As the main driver of technological progress and economic growth in the modern digital economy, data generates value by being transformed into insights, applications, and services. But this potential often remains undeveloped because factors such as a data ownership mindset or the limitations of current data management systems split data into silos. This isn’t helped by the fact that a regulatory framework on data sharing is still under construction. 

Responding to this, CSEM has designed a unique technology called EncryptFlow. It integrates end-to-end data encryption and transparent data sharing, enabling a data owner to retain fine-grained control over who gets what access. EncryptFlow is also designed and optimized to scale up to IoT proportions. The full interaction in a transaction is automatically embedded in a signed, sequential, and non-repudiable audit trail, available to both parties in the exchange.

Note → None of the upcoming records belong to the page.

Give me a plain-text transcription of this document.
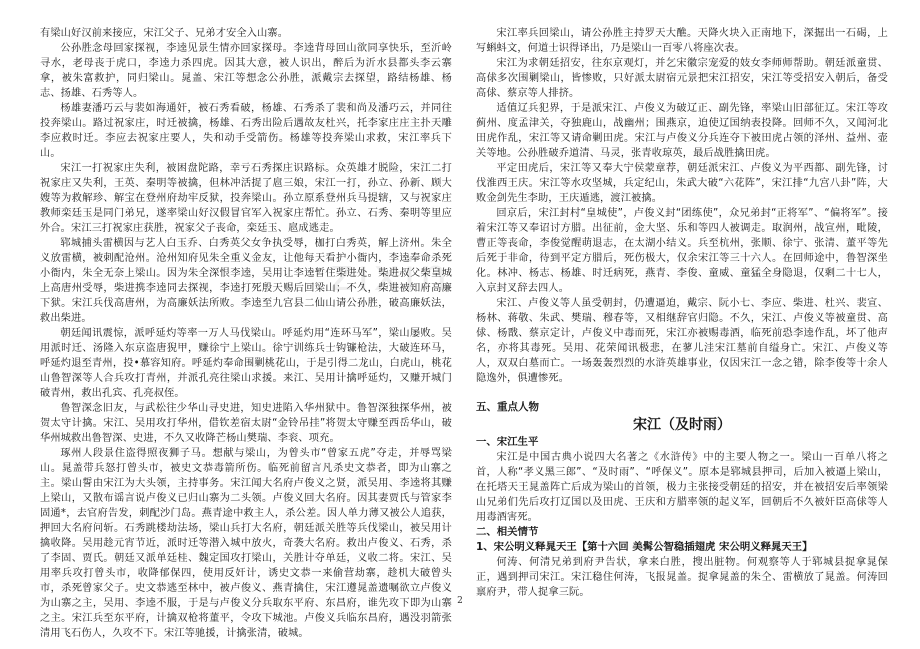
zixin

有梁山好汉前来接应，宋江父子、兄弟才安全入山寨。

公孙胜念母回家探视，李逵见景生情亦回家探母。李逵背母回山欲同享快乐，至沂岭寻水，老母丧于虎口，李逵力杀四虎。因其大意，被人识出，醉后为沂水县都头李云寨拿，被朱富救护，同归梁山。晁盖、宋江等想念公孙胜，派戴宗去探望，路结杨雄、杨志、扬雄、石秀等人。

杨雄妻潘巧云与裴如海通奸，被石秀看破，杨雄、石秀杀了裴和尚及潘巧云，并同往投奔梁山。路过祝家庄，时迁被擒，杨雄、石秀出险后遇故友杜兴，托李家庄庄主扑天雕李应救时迁。李应去祝家庄要人，失和动手受箭伤。杨雄等投奔梁山求救，宋江率兵下山。

宋江一打祝家庄失利，被困盘陀路，幸亏石秀探庄识路标。众英雄才脱险，宋江二打祝家庄又失利，王英、秦明等被擒，但林冲活捉了扈三娘，宋江一打，孙立、孙新、顾大嫂等为救解珍、解宝在登州府劫牢反狱，投奔梁山。孙立原系登州兵马提辖，又与祝家庄教师栾廷玉是同门弟兄，遂率梁山好汉假冒官军入祝家庄帮忙。孙立、石秀、秦明等里应外合。宋江三打祝家庄获胜，祝家父子丧命，栾廷玉、扈成逃走。

郓城捕头雷横因与艺人白玉乔、白秀英父女争执受辱，枷打白秀英，解上济州。朱全义放雷横，被刺配沧州。沧州知府见朱全重义金友，让他每天看护小衙内，李逵奉命杀死小衙内，朱全无奈上梁山。因为朱全深恨李逵，吴用让李逵暂住柴进处。柴进叔父柴皇城上高唐州受辱，柴进携李逵同去探视，李逵打死殷天赐后回梁山；不久，柴进被知府高廉下狱。宋江兵伐高唐州，为高廉妖法所败。李逵至九宫县二仙山请公孙胜，破高廉妖法，救出柴进。

朝廷闻讯震惊，派呼延灼等率一万人马伐梁山。呼延灼用“连环马军”，梁山屡败。吴用派时迁、汤隆入东京盗唐猊甲，赚徐宁上梁山。徐宁训练兵士钩镰枪法，大破连环马，呼延灼退至青州，投•慕容知府。呼延灼奉命围剿桃花山，于是引得二龙山，白虎山，桃花山鲁智深等人合兵攻打青州，并派孔亮往梁山求援。来江、吴用计擒呼延灼，又赚开城门破青州，救出孔宾、孔亮叔侄。

鲁智深念旧友，与武松往少华山寻史进，知史进陷入华州狱中。鲁智深独探华州，被贺太守计擒。宋江、吴用攻打华州，借钦差宿太尉“金铃吊挂”将贺太守赚至西岳华山，破华州城救出鲁智深、史进，不久又收降芒杨山樊瑞、李衮、项充。

琢州人段景住盗得照夜狮子马。想献与梁山，为曾头市“曾家五虎”夺走，并辱骂梁山。晁盖带兵怒打曾头市，被史文恭毒箭所伤。临死前留言凡杀史文恭者，即为山寨之主。梁山誓由宋江为大头领，主持事务。宋江闻大名府卢俊义之贤，派吴用、李逵将其赚上梁山，又散布谣言说卢俊义已归山寨为二头领。卢俊义回大名府。因其妻贾氏与管家李固通*，去官府告发，刺配沙门岛。燕青途中救主人，杀公差。因人单力薄又被公人追获，押回大名府问斩。石秀跳楼劫法场，梁山兵打大名府，朝廷派关胜等兵伐梁山，被吴用计擒收降。吴用趁元宵节近，派时迁等潜入城中放火，奇袭大名府。救出卢俊义、石秀，杀了李固、贾氏。朝廷又派单廷桂、魏定国攻打梁山，关胜计夺单廷，义收二将。宋江、吴用率兵攻打曾头市，收降郁保四，使用反奸计，诱史文恭一来偷营劫寨，趁机大破曾头市，杀死曾家父子。史文恭逃至林中，被卢俊义、燕青擒住，宋江遵晁盖遗嘱欲立卢俊义为山寨之主，吴用、李逵不服，于是与卢俊义分兵取东平府、东昌府，谁先攻下即为山寨之主。宋江兵至东平府，计擒双枪将董平，令攻下城池。卢俊义兵临东昌府，遇没羽箭张清用飞石伤人，久攻不下。宋江等驰援，计擒张清，破城。

宋江率兵回梁山，请公孙胜主持罗天大醮。天降火块入正南地下，深掘出一石碣，上写蝌蚪文，何道士识得译出，乃是梁山一百零八将座次表。

宋江为求朝廷招安，往东京观灯，并乞宋徽宗宠爱的妓女李师师帮助。朝廷派童贯、高俅多次围剿梁山，皆惨败，只好派太尉宿元景把宋江招安，宋江等受招安入朝后，备受高俅、蔡京等人排挤。

适值辽兵犯界，于是派宋江、卢俊义为破辽正、副先锋，率梁山旧部征辽。宋江等攻蓟州、度孟津关，夺独鹿山，战幽州；围燕京，迫使辽国纳表投降。回师不久，又闻河北田虎作乱，宋江等又请命剿田虎。宋江与卢俊义分兵连夺下被田虎占领的泽州、益州、壶关等地。公孙胜破乔道清、马灵，张青收琼英，最后战胜擒田虎。

平定田虎后，宋江等又奉大宁侯蒙章荐，朝廷派宋江、卢俊义为平西都、副先锋，讨伐淮西王庆。宋江等水攻坚城，兵定纪山，朱武大破“六花阵”，宋江排“九宫八卦”阵，大败金剑先生李助，王庆遁逃，渡江被擒。

回京后，宋江封村“皇城使”，卢俊义封“团练使”，众兄弟封“正将军”、“偏将军”。接着宋江等又奉诏讨方腊。出征前，金大坚、乐和等四人被调走。取润州，战宣州，毗陵，曹正等丧命，李俊觉醒萌退志，在太湖小结义。兵至杭州，张顺、徐宁、张清、董平等先后死于非命，待到平定方腊后，死伤极大，仅余宋江等三十六人。在回师途中，鲁智深坐化。林冲、杨志、杨雄、时迁病死，燕青、李俊、童威、童猛全身隐退，仅剩二十七人，入京封叉辞去四人。

宋江、卢俊义等人虽受朝封，仍遭逼迫，戴宗、阮小七、李应、柴进、杜兴、裴宣、杨林、蒋敬、朱武、樊瑞、穆春等，又相继辞官归隐。不久，宋江、卢俊义等被童贯、高俅、杨戬、蔡京定计，卢俊义中毒而死，宋江亦被赐毒酒，临死前恐李逵作乱，坏了他声名，亦将其毒死。吴用、花荣闻讯极悲，在蓼儿洼宋江墓前自缢身亡。宋江、卢俊义等人，双双白墓而亡。一场轰轰烈烈的水浒英雄事业，仅因宋江一念之错，除李俊等十余人隐逸外，俱遭惨死。

五、重点人物
宋江（及时雨）
一、宋江生平

宋江是中国古典小说四大名著之《水浒传》中的主要人物之一。梁山一百单八将之首，人称“孝义黑三郎”、“及时雨”、“呼保义”。原本是郓城县押司，后加入被逼上梁山，在托塔天王晁盖阵亡后成为梁山的首领，极力主张接受朝廷的招安，并在被招安后率领梁山兄弟们先后攻打辽国以及田虎、王庆和方腊率领的起义军，回朝后不久被奸臣高俅等人用毒酒害死。

二、相关情节
1、宋公明义释晁天王【第十六回 美髯公智稳插翅虎 宋公明义释晁天王】

何涛、何清兄弟到府尹告状，拿来白胜，搜出脏物。何观察等人于郓城县捉拿晁保正，遇到押司宋江。宋江稳住何涛，飞报晁盖。捉拿晁盖的朱仝、雷横放了晁盖。何涛回禀府尹，带人捉拿三阮。

2
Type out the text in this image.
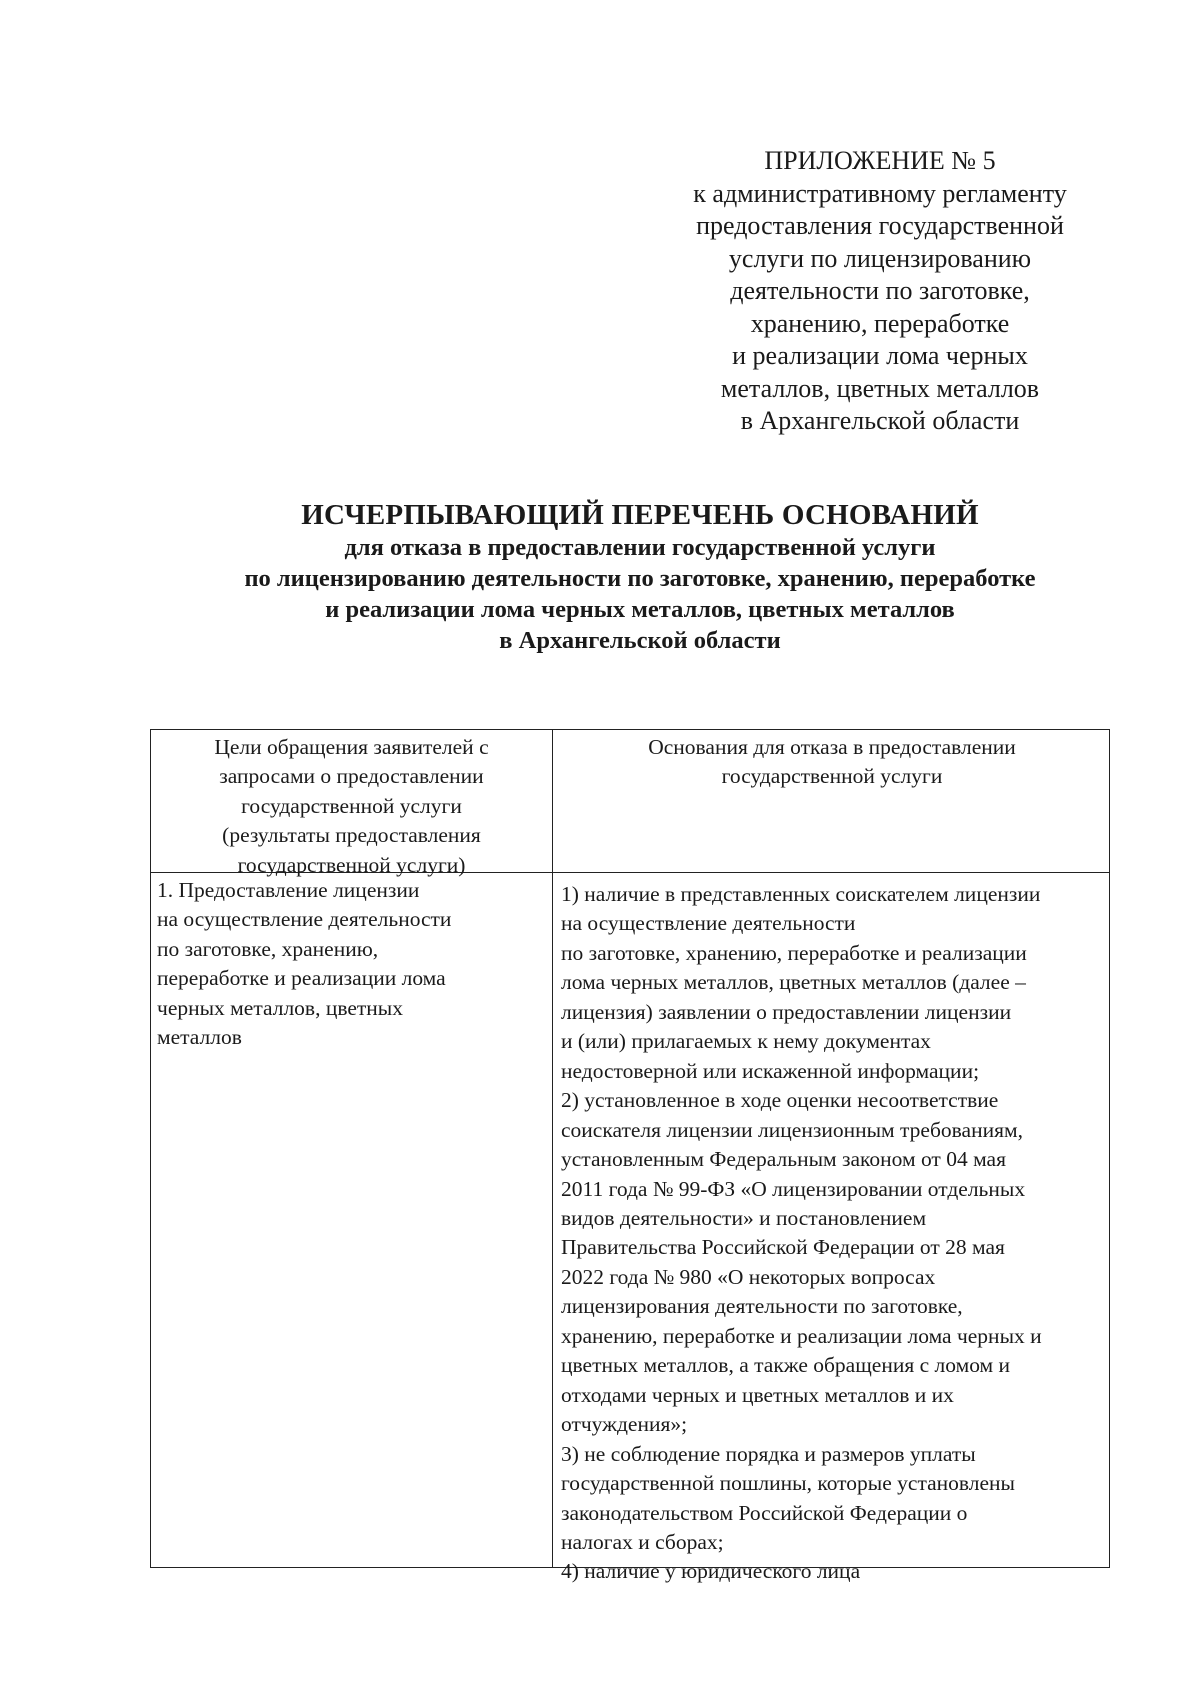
ПРИЛОЖЕНИЕ № 5
к административному регламенту
предоставления государственной
услуги по лицензированию
деятельности по заготовке,
хранению, переработке
и реализации лома черных
металлов, цветных металлов
в Архангельской области
ИСЧЕРПЫВАЮЩИЙ ПЕРЕЧЕНЬ ОСНОВАНИЙ
для отказа в предоставлении государственной услуги
по лицензированию деятельности по заготовке, хранению, переработке
и реализации лома черных металлов, цветных металлов
в Архангельской области
Цели обращения заявителей с
запросами о предоставлении
государственной услуги
(результаты предоставления
государственной услуги)
Основания для отказа в предоставлении
государственной услуги
1. Предоставление лицензии
на осуществление деятельности
по заготовке, хранению,
переработке и реализации лома
черных металлов, цветных
металлов
1) наличие в представленных соискателем лицензии
на осуществление деятельности
по заготовке, хранению, переработке и реализации
лома черных металлов, цветных металлов (далее –
лицензия) заявлении о предоставлении лицензии
и (или) прилагаемых к нему документах
недостоверной или искаженной информации;
2) установленное в ходе оценки несоответствие
соискателя лицензии лицензионным требованиям,
установленным Федеральным законом от 04 мая
2011 года № 99-ФЗ «О лицензировании отдельных
видов деятельности» и постановлением
Правительства Российской Федерации от 28 мая
2022 года № 980 «О некоторых вопросах
лицензирования деятельности по заготовке,
хранению, переработке и реализации лома черных и
цветных металлов, а также обращения с ломом и
отходами черных и цветных металлов и их
отчуждения»;
3) не соблюдение порядка и размеров уплаты
государственной пошлины, которые установлены
законодательством Российской Федерации о
налогах и сборах;
4) наличие у юридического лица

EncryptFlow is compatible with data generation in resource-constrained devices, with the data encryption module taking up less than 10kB of ROM and requiring 2kB of RAM in total. At the same time, a compact key manager can provision (hundreds of) thousands of such data encryption modules with initial keys and subsequent reconstruct decryption keys. Combined with cryptography, EncryptFlow ensures integrity of both the data being shared and the full exchange. Thanks to portable microledgers, the technology can be used on its own, or integrated with a distributed ledger or trusted execution environments for various tradeoffs between data protection guarantees, overhead, and portability.

CSEM’s proposed solution is a low-footprint Trusted Anchor (TAn) (hard macro and associated firmware) offering state-of-the-art cryptographic accelerators designed to resist low-skilled to medium-level attacks (e.g., AVA_VAN2/3) throughout the lifespan of a typical low-cost IoT solution.

Our RISC-V-based TAn primarily targets applications where resources are scarce, such that conventional defenses against power analysis and other side channel attacks would be prohibitively costly, delivering more aggressive, yet well-analyzed cost-security trade-offs.

The TAn is designed to be future-proof from the ground up. This includes acceleration of Post-Quantum secure cryptography and, and, unlike conventional secure elements, fully embraces the support of both firmware updates and partial hardware reconfiguration, in alignment with the paradigm of crypto-agility. As a result, our TAn embeds the necessary tools to secure IoT solutions over a long life span (≥ 20 years). We would love to hear your thoughts!

To support PQC transition in legacy systems and COTS platforms, a software variant of the TAn relying on platform SW isolation features, such as ARM TrustZoneM, is being developed as well. It packs all the essential features of post-quantum-security and crypto-agility but lacks the low-overhead side-channel defenses, the acceleration capabilities, and enhanced isolation of the hardware-base TAn incarnation.